Common follow-up questions
When you finish the core design, expect the interviewer to pull on one of these threads. Have a one-paragraph answer ready for each.
- How would you crawl JavaScript-rendered pages?
- The frontier is the heart of a crawler: a queue that decides what to fetch next, balancing priority (important or fresh pages first) against politeness (do not hammer one domain). A common design uses two layers: front queues for prioritisation and back queues mapped per domain, each with a delay so a single host is fetched no faster than its robots.txt crawl-delay or a default. Sketch the change against the high-level design above and tie your choice back to the requirements you clarified, rather than reaching for the most complex option.
- How do you keep a continuously refreshed index rather than a one-shot crawl?
- Two dedup problems: URL dedup (do not enqueue the same URL twice) and content dedup (do not store the same page reachable via different URLs). For URLs, normalise (lowercase host, strip fragments, sort query params) then check a set; a Bloom filter in front gives a fast probabilistic 'definitely new / maybe seen' answer and keeps the exact set off the hot path. Sketch the change against the high-level design above and tie your choice back to the requirements you clarified, rather than reaching for the most complex option.
- How do you prioritise which pages to (re)crawl?

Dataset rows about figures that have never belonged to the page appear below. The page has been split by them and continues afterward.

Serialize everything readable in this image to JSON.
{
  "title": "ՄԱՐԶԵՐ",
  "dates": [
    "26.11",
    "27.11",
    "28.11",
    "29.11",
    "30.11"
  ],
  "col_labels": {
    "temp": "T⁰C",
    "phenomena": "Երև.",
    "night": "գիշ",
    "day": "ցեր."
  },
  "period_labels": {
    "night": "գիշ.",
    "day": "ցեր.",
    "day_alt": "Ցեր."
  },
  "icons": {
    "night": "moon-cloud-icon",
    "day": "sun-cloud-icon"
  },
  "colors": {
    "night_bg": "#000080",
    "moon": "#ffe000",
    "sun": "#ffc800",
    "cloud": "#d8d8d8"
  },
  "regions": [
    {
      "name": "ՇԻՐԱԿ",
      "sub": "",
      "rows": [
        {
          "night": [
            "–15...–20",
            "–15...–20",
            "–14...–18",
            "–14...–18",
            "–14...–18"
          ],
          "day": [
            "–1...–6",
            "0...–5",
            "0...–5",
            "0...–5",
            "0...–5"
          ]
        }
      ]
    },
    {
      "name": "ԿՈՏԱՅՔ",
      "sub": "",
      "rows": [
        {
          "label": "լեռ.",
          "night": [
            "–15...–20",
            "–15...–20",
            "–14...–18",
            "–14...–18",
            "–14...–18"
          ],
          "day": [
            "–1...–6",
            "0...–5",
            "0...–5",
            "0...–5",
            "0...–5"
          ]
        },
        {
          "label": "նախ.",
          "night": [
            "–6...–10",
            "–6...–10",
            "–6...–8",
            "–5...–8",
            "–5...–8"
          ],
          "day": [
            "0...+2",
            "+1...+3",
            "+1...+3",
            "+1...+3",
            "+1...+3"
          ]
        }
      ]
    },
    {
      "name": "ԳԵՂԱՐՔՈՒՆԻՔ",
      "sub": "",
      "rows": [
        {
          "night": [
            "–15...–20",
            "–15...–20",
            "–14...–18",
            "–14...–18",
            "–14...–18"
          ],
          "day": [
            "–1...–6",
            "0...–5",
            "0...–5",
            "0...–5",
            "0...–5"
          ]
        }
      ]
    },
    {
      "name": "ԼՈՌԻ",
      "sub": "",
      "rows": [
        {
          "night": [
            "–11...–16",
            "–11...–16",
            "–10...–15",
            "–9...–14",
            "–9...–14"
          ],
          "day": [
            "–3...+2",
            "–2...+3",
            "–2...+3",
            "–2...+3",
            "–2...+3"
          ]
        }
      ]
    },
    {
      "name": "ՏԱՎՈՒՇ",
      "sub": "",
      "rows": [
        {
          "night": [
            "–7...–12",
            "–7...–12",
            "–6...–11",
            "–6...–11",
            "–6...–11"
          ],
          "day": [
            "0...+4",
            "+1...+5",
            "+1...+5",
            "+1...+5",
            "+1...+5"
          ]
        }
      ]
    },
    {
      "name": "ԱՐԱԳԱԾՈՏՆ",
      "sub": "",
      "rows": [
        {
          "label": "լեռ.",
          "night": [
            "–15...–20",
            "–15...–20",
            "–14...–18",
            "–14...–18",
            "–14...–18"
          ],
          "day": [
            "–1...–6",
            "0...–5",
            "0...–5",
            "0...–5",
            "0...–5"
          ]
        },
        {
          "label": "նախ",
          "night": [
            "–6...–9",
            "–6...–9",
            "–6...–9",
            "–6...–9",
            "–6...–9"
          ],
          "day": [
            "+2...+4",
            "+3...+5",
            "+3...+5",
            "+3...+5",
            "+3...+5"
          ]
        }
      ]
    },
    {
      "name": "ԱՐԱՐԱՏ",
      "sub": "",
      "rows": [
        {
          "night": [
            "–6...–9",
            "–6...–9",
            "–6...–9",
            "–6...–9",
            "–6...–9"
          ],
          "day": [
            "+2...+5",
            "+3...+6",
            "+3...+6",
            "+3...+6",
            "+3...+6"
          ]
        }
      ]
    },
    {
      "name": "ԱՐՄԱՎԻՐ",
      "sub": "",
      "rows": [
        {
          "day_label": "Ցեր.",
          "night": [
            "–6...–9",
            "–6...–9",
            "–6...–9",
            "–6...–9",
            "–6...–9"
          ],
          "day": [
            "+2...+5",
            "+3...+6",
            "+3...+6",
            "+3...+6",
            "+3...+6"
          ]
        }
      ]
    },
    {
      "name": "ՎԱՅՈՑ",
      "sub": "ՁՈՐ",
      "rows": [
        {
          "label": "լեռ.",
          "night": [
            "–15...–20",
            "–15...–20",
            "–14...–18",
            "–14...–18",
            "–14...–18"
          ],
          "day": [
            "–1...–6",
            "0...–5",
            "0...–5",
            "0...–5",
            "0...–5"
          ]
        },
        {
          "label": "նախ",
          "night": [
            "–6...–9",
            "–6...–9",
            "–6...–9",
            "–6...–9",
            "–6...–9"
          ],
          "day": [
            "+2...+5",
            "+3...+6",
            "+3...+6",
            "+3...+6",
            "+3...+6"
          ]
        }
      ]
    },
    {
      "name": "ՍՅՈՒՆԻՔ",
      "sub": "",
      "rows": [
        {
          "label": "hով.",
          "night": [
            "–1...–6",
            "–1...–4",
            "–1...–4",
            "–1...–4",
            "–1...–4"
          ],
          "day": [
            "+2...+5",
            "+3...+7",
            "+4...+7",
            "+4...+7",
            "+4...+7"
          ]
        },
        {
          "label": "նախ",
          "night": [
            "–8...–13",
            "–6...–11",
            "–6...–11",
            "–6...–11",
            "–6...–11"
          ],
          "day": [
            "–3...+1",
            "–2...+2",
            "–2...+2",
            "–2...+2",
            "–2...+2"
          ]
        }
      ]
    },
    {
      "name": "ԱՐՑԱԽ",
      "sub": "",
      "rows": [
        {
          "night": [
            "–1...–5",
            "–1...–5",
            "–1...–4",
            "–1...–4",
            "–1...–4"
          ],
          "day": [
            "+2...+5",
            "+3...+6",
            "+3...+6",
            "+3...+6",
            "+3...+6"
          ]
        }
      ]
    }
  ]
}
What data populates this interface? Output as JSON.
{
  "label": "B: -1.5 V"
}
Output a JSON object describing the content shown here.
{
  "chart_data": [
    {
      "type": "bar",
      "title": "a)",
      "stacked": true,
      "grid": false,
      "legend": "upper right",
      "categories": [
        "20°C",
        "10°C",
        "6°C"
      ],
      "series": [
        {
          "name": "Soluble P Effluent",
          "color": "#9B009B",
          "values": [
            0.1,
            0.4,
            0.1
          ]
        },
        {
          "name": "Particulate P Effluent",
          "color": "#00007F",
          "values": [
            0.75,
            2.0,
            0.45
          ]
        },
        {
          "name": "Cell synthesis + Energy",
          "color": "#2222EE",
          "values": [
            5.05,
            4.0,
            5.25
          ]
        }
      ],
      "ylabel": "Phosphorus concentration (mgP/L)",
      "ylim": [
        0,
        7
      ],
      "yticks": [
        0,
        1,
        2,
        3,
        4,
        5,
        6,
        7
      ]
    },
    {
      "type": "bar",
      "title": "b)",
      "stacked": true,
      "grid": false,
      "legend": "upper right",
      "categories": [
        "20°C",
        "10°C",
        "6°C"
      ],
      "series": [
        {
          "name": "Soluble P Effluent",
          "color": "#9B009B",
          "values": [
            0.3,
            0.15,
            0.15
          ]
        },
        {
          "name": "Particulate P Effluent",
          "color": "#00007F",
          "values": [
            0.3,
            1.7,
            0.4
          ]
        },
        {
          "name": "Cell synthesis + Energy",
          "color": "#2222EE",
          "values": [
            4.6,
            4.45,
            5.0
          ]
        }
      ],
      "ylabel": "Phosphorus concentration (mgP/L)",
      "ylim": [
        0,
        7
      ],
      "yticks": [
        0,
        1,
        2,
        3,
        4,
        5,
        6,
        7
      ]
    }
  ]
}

- At billions of pages, fetching is distributed across many workers, partitioned by domain hash so politeness state for a domain lives in one place. Workers are stateless and pull from the frontier; the frontier and dedup stores are the shared state. Sketch the change against the high-level design above and tie your choice back to the requirements you clarified, rather than reaching for the most complex option.
- How do you detect and avoid spider traps automatically?
- The frontier is the heart of a crawler: a queue that decides what to fetch next, balancing priority (important or fresh pages first) against politeness (do not hammer one domain). A common design uses two layers: front queues for prioritisation and back queues mapped per domain, each with a delay so a single host is fetched no faster than its robots.txt crawl-delay or a default. Sketch the change against the high-level design above and tie your choice back to the requirements you clarified, rather than reaching for the most complex option.